Source: ‘Bond notes not a solution to cash woes’ – NewsDay Zimbabwe August 10, 2017
The $300 million bond notes set to be introduced by Reserve Bank of Zimbabwe (RBZ) will suffer a similar fate as those released under the export incentive facility due to the absence of behavioural change among Zimbabweans, a top banker has warned.
BY BUSINESS REPORTERS
In a diagnosis of the cash shortages, Barclays Bank Zimbabwe managing director, George Guvamatanga said the low confidence has seen retailers and wholesalers failing to bank cash and some depositors queuing at banks to get the cash for sale on the black market.
“If our behaviour does not change, we will not see this $300 million. It will come, we give to civil servants they go to wholesalers and retailers. Civil servants cannot go to the bank and demand money because they have not exported,” he said.
“Until such a time we address the bigger fundamentals, the $300 million will disappear the same way the $200 million has done. If that behaviour doesn’t change, we might have $1 billion of cash and it will change nothing.”
Guvamatanga’s warning comes after the cash shortages have seen no signs of abating despite the introduction of bond notes. To date $175 million in bond notes have been issued under the $200 million export incentive scheme.

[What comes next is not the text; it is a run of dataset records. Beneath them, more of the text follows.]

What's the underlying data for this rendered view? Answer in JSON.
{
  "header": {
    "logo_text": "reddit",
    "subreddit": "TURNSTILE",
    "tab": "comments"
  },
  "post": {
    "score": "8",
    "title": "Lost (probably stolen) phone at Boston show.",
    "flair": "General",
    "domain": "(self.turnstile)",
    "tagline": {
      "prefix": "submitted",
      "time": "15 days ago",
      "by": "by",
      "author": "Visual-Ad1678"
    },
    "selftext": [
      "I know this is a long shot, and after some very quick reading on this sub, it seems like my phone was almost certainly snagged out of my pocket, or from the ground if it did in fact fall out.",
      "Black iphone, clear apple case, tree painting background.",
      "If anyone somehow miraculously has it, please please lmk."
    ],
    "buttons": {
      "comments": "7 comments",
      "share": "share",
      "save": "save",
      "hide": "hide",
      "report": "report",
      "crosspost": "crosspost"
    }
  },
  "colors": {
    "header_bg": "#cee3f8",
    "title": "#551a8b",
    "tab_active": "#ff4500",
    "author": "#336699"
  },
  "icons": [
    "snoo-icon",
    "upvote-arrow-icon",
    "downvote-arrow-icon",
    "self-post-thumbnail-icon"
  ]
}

RBZ governor, John Mangudya recently said a $300 million facility has been secured to incentivise exports.
Guvamatanga said banks have managed the crisis better, adding that without mobile money “there would have been riots in the streets”.
The banker said some of the people queueing at the banks could have been doing so for rent-seeking behaviours such as selling cash.
“You used to complain about charges, we reduced them, so why are you queuing at our banks. At the current level of charges it is still viable to be able to use these alternatives [plastic money],” he said.
Guvamatanga’s warning comes as a research firm said the additional $300 million bond notes would not solve the liquidity challenges plaguing the country unless there is a tap into the informal sector and a halt in the externalisation of cash.
In its analysis of Mangudya’s review, IH Securities Research said the gap between real time gross settlement (RTGS) balances with the externalisation of both foreign currency and bond notes would widen.
“The extension of the export incentive, adding $300 million will incentivise exports, but until measures have been put in place to stop the externalisation of the bond notes and tap into the informal market, this measure will not cushion liquidity challenges currently prevailing in the country,” IH Securities said.
Bond notes are being sold in Musina in South Africa, Manga (Mozambique), Livingstone (Zambia), and Francistown (Botswana).
Also, cash hoarding has spiked in recent months, as evidenced by the increase in buyers approaching parallel market dealers on a daily basis seeking cash.
The central bank recorded $1 billion dollars, which is supposed to be in the market, but average circulation is estimated between $200 and $250 million.
IH Securities Research said the banking sector was sound, benefitting from the proliferation of plastic money, but remained concerned with the creation of money through non-cash-backed RTGS balances.